Endocrine tumors cause morbidity due to tumor growth on one side and hormone excess on the other side. There is a variety of tumors according to malignant potential and secretory characteristics and they are very informative models to understand both endocrine gland physiology, hormonal secretion dysregulation and tumorigenesis.
The strategy of the Genomics and Signaling of Endocrine Tumors team is based on strong connections with expert clinical teams in endocrine tumors management to benefit from unique high quality clinical samples as a starting point of many of our researches.
We aim to 1) identify molecular alterations from clinical samples of patient with endocrine tumors to develop new diagnostic tools based on their molecular classification 2) better understand the pathophysiology of endocrine tumors using cellular and mice models to unravel signaling alterations in therapeutic perspectives.

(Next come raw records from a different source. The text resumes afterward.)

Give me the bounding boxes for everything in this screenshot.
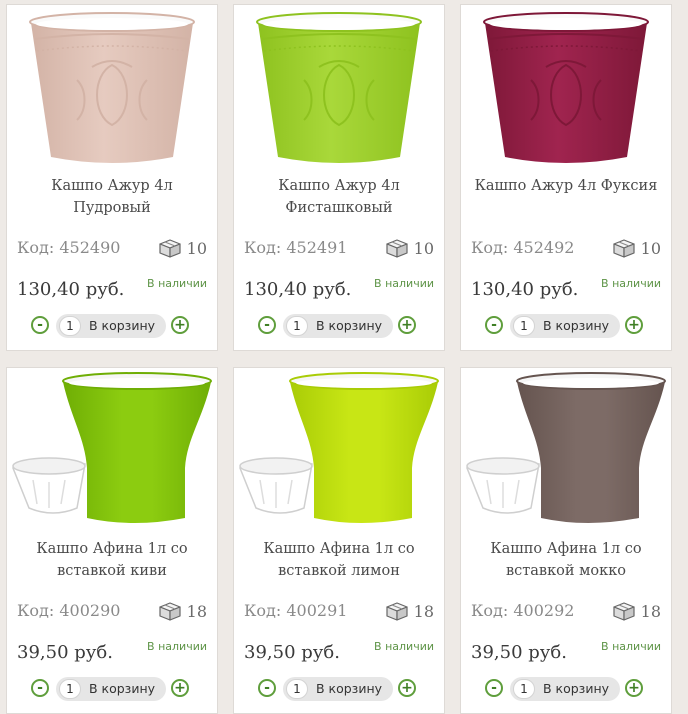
cart-pill: 1 В корзину bbox=[56, 677, 166, 701]
quantity-decrease-button[interactable]: - bbox=[485, 316, 503, 334]
product-image[interactable] bbox=[234, 5, 444, 170]
product-price: 39,50 руб. bbox=[471, 642, 567, 663]
stock-count: 18 bbox=[385, 601, 434, 621]
quantity-input[interactable]: 1 bbox=[513, 316, 535, 336]
stock-value: 10 bbox=[640, 238, 661, 258]
product-code: Код: 400292 bbox=[471, 601, 575, 620]
product-title[interactable]: Кашпо Афина 1л со вставкой киви bbox=[11, 538, 213, 582]
availability-status: В наличии bbox=[374, 277, 434, 290]
add-to-cart-button[interactable]: В корзину bbox=[316, 677, 382, 701]
product-card: Кашпо Ажур 4л Пудровый Код: 452490 10 13… bbox=[6, 4, 218, 351]
quantity-input[interactable]: 1 bbox=[59, 679, 81, 699]
box-icon bbox=[612, 601, 636, 621]
quantity-increase-button[interactable]: + bbox=[398, 316, 416, 334]
stock-value: 10 bbox=[186, 238, 207, 258]
stock-value: 18 bbox=[640, 601, 661, 621]
product-grid: Кашпо Ажур 4л Пудровый Код: 452490 10 13… bbox=[0, 0, 688, 714]
cart-pill: 1 В корзину bbox=[56, 314, 166, 338]
product-code: Код: 400290 bbox=[17, 601, 121, 620]
box-icon bbox=[612, 238, 636, 258]
add-to-cart-button[interactable]: В корзину bbox=[543, 677, 609, 701]
product-title[interactable]: Кашпо Ажур 4л Фисташковый bbox=[238, 175, 440, 219]
product-card: Кашпо Афина 1л со вставкой лимон Код: 40… bbox=[233, 367, 445, 714]
product-code: Код: 452492 bbox=[471, 238, 575, 257]
box-icon bbox=[385, 601, 409, 621]
quantity-increase-button[interactable]: + bbox=[171, 679, 189, 697]
product-code: Код: 452491 bbox=[244, 238, 348, 257]
availability-status: В наличии bbox=[374, 640, 434, 653]
quantity-input[interactable]: 1 bbox=[286, 679, 308, 699]
add-to-cart-controls: - 1 В корзину + bbox=[258, 314, 428, 338]
box-icon bbox=[158, 601, 182, 621]
add-to-cart-controls: - 1 В корзину + bbox=[485, 314, 655, 338]
add-to-cart-button[interactable]: В корзину bbox=[89, 677, 155, 701]
quantity-input[interactable]: 1 bbox=[286, 316, 308, 336]
add-to-cart-controls: - 1 В корзину + bbox=[258, 677, 428, 701]
cart-pill: 1 В корзину bbox=[510, 677, 620, 701]
product-image[interactable] bbox=[7, 368, 217, 533]
add-to-cart-button[interactable]: В корзину bbox=[316, 314, 382, 338]
product-card: Кашпо Афина 1л со вставкой киви Код: 400… bbox=[6, 367, 218, 714]
stock-count: 10 bbox=[612, 238, 661, 258]
product-code: Код: 452490 bbox=[17, 238, 121, 257]
stock-count: 18 bbox=[158, 601, 207, 621]
quantity-decrease-button[interactable]: - bbox=[31, 316, 49, 334]
stock-value: 18 bbox=[413, 601, 434, 621]
product-title[interactable]: Кашпо Ажур 4л Фуксия bbox=[465, 175, 667, 197]
cart-pill: 1 В корзину bbox=[510, 314, 620, 338]
product-price: 130,40 руб. bbox=[17, 279, 125, 300]
quantity-decrease-button[interactable]: - bbox=[258, 679, 276, 697]
product-image[interactable] bbox=[461, 368, 671, 533]
stock-value: 18 bbox=[186, 601, 207, 621]
box-icon bbox=[385, 238, 409, 258]
availability-status: В наличии bbox=[601, 640, 661, 653]
product-card: Кашпо Ажур 4л Фисташковый Код: 452491 10… bbox=[233, 4, 445, 351]
product-image[interactable] bbox=[461, 5, 671, 170]
add-to-cart-controls: - 1 В корзину + bbox=[31, 677, 201, 701]
stock-value: 10 bbox=[413, 238, 434, 258]
cart-pill: 1 В корзину bbox=[283, 314, 393, 338]
product-title[interactable]: Кашпо Ажур 4л Пудровый bbox=[11, 175, 213, 219]
product-code: Код: 400291 bbox=[244, 601, 348, 620]
availability-status: В наличии bbox=[147, 277, 207, 290]
quantity-decrease-button[interactable]: - bbox=[31, 679, 49, 697]
product-price: 130,40 руб. bbox=[244, 279, 352, 300]
availability-status: В наличии bbox=[147, 640, 207, 653]
product-price: 39,50 руб. bbox=[17, 642, 113, 663]
product-title[interactable]: Кашпо Афина 1л со вставкой лимон bbox=[238, 538, 440, 582]
quantity-increase-button[interactable]: + bbox=[171, 316, 189, 334]
product-image[interactable] bbox=[234, 368, 444, 533]
add-to-cart-controls: - 1 В корзину + bbox=[31, 314, 201, 338]
stock-count: 10 bbox=[385, 238, 434, 258]
product-card: Кашпо Афина 1л со вставкой мокко Код: 40… bbox=[460, 367, 672, 714]
quantity-input[interactable]: 1 bbox=[513, 679, 535, 699]
product-price: 39,50 руб. bbox=[244, 642, 340, 663]
add-to-cart-button[interactable]: В корзину bbox=[89, 314, 155, 338]
add-to-cart-controls: - 1 В корзину + bbox=[485, 677, 655, 701]
cart-pill: 1 В корзину bbox=[283, 677, 393, 701]
product-card: Кашпо Ажур 4л Фуксия Код: 452492 10 130,… bbox=[460, 4, 672, 351]
box-icon bbox=[158, 238, 182, 258]
quantity-increase-button[interactable]: + bbox=[625, 679, 643, 697]
product-title[interactable]: Кашпо Афина 1л со вставкой мокко bbox=[465, 538, 667, 582]
quantity-input[interactable]: 1 bbox=[59, 316, 81, 336]
add-to-cart-button[interactable]: В корзину bbox=[543, 314, 609, 338]
quantity-decrease-button[interactable]: - bbox=[258, 316, 276, 334]
product-price: 130,40 руб. bbox=[471, 279, 579, 300]
stock-count: 18 bbox=[612, 601, 661, 621]
quantity-increase-button[interactable]: + bbox=[398, 679, 416, 697]
product-image[interactable] bbox=[7, 5, 217, 170]
availability-status: В наличии bbox=[601, 277, 661, 290]
stock-count: 10 bbox=[158, 238, 207, 258]
quantity-increase-button[interactable]: + bbox=[625, 316, 643, 334]
quantity-decrease-button[interactable]: - bbox=[485, 679, 503, 697]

Using integrated genomics approaches of endocrine tumors we identify specific genetic and epigenetic alterations that can be used as molecular diagnostic markers. Moreover, the candidate genes and signaling pathways responsible of adrenocortical tumors development or hormone synthesis and secretion are then investigated by combining in vitro and in vivo approaches. Indeed, we develop cellular and mice models reproducing molecular alterations identified in patients in order to understand their role on adrenal differentiation, tumor growth and hormone dysregulation, with the ultimate goal of identifying therapeutic targets.
These researches are developed in close collaborations with various clinical team of the teaching hospital GHU Paris Université Centre as well as national and European networks for the study and care of adrenal tumors.